China’s sound economic recovery momentum has been hampered by multiple shocks that were not expected and a resurgence of COVID-19 cases since late March, Liu said.
He urged fiscal authorities at all levels to fully identify current fiscal and economic situation, and press ahead on fiscal support with a greater sense of urgency.
Specifically, fiscal spending will be accelerated to fully unlock the policy potential, a statement released after the meeting said. Transfer payments from central to local governments will be stepped up.
Construction of major programs identified in this year’s investment plan will be brought forward, and funds released from special local government bonds to generate real economic activity at the earliest possible time.

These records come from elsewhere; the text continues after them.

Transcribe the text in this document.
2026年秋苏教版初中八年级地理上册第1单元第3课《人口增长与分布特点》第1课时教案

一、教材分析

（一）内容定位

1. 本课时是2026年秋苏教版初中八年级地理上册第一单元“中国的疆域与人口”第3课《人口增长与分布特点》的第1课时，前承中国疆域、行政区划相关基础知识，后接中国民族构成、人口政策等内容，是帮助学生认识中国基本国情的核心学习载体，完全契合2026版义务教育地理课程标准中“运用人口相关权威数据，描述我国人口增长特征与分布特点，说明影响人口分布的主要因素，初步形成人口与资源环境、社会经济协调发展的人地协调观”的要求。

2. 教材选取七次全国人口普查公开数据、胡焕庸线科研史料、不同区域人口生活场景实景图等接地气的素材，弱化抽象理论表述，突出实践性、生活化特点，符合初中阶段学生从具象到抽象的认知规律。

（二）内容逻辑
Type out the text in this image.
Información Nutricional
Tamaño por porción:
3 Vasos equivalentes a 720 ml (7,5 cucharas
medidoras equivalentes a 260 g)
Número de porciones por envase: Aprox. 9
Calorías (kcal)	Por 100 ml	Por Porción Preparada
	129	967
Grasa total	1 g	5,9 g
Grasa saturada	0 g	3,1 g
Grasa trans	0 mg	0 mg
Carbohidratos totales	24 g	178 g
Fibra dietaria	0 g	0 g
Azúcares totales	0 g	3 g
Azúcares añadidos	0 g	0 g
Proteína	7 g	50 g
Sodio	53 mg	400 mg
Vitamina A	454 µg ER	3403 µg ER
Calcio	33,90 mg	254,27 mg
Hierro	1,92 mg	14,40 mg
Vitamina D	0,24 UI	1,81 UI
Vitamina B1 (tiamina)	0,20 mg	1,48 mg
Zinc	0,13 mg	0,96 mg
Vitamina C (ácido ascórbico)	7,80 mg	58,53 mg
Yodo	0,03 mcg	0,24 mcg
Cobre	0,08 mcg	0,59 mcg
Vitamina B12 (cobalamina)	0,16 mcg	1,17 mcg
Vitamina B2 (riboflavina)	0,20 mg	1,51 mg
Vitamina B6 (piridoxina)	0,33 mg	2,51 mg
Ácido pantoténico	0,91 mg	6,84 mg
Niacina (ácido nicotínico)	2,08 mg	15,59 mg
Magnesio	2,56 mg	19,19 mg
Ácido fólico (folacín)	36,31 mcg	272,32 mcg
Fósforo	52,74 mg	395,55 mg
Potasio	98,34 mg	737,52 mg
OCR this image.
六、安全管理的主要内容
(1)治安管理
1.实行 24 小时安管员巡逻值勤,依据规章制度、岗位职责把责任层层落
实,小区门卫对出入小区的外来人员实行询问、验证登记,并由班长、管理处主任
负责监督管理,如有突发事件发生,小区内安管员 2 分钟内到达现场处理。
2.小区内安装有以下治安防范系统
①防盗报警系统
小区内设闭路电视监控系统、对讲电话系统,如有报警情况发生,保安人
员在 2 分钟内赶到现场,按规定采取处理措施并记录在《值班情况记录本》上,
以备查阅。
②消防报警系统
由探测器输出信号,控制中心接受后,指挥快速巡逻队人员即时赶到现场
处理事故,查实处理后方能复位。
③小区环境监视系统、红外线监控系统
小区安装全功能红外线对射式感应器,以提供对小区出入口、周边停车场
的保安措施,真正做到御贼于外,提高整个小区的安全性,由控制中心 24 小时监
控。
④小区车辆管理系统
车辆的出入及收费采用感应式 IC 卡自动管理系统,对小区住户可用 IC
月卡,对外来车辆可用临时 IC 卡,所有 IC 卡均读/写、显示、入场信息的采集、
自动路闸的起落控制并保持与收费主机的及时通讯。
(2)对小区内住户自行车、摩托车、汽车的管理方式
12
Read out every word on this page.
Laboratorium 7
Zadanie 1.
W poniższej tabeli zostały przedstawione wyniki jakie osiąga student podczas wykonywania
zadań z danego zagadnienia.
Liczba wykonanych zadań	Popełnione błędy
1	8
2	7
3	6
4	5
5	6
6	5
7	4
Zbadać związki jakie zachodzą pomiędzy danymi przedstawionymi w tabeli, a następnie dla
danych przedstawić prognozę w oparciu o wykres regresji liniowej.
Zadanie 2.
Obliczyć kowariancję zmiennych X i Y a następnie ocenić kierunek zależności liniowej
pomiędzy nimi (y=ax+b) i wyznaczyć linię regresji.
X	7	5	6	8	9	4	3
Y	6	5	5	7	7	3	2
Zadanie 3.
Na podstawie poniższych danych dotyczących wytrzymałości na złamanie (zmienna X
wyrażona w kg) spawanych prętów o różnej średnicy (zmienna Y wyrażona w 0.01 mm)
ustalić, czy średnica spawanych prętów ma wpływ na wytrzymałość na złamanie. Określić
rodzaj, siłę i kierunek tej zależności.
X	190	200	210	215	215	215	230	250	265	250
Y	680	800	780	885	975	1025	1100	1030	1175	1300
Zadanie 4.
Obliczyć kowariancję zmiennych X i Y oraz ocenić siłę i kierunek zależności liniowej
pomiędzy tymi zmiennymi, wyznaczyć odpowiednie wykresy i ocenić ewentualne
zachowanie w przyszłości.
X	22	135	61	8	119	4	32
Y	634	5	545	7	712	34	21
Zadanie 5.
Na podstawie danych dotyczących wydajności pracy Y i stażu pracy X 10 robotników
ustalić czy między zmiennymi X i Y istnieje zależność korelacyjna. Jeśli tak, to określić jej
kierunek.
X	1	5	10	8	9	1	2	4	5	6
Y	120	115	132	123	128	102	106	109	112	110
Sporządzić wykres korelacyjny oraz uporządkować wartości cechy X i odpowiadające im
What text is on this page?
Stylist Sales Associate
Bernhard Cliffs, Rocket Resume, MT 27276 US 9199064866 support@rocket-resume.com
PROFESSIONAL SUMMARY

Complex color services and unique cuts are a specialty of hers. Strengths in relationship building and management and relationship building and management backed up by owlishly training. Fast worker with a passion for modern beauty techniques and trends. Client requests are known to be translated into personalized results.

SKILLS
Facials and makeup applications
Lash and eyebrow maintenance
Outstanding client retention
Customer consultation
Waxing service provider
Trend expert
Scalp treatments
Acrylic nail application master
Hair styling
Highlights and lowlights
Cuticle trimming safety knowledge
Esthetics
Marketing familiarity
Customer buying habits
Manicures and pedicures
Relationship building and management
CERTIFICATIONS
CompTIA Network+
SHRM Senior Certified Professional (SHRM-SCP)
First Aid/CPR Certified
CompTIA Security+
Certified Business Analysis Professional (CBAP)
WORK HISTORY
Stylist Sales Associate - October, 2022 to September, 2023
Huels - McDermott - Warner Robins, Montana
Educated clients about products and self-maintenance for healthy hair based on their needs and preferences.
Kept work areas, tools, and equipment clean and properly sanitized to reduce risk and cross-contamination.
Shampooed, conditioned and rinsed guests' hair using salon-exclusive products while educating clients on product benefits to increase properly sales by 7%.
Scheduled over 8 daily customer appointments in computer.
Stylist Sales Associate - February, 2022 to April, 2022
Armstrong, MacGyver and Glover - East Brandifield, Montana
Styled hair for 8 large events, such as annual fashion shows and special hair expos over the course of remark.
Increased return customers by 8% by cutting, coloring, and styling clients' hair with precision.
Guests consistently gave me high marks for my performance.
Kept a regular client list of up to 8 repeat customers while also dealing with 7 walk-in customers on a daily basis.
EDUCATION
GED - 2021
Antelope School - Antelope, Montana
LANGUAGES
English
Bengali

The issuance of such bonds will also proceed faster and their scope of support will be extended to more sectors to keep investment stable.
Provincial-level fiscal authorities should promptly adjust the issuance plans of such special bonds, speed up fiscal spending and ensure that increases in the special bonds will be fully issued by the end of June.
As of Friday, some 1.85 trillion yuan ($277.5 billion) of newly increased special bonds had been issued, accounting for 54 percent of this year’s total.
“A full and effective use of local governments’ special-purpose bonds is of critical importance this year to keep growth stable,” said Gao Ruidong, chief economist at Everbright Securities.
“It is imperative to step up the issuance of such bonds so that infrastructure investment can be activated at the earliest possible date,” he said.
The amount of tax cuts and refunds will be further scaled up to fully sustain market players, the meeting statement said.
The policy of refunding outstanding and value added tax credits will be extended to more industries, which is expected to increase tax refunds by 140-plus billion yuan and bring the total amount of tax refunds this year to 1.64 trillion yuan.
“The tax refund policies should be extended to many more sectors that were hit severely during recent rounds of COVID-19 outbreaks, particularly in the service sector, to alleviate their liquidity crunch and tide them over tough times. This will also meaningfully help keep employment stable,” said Shi Yinghua, a professor at the Chinese Academy of Fiscal Sciences.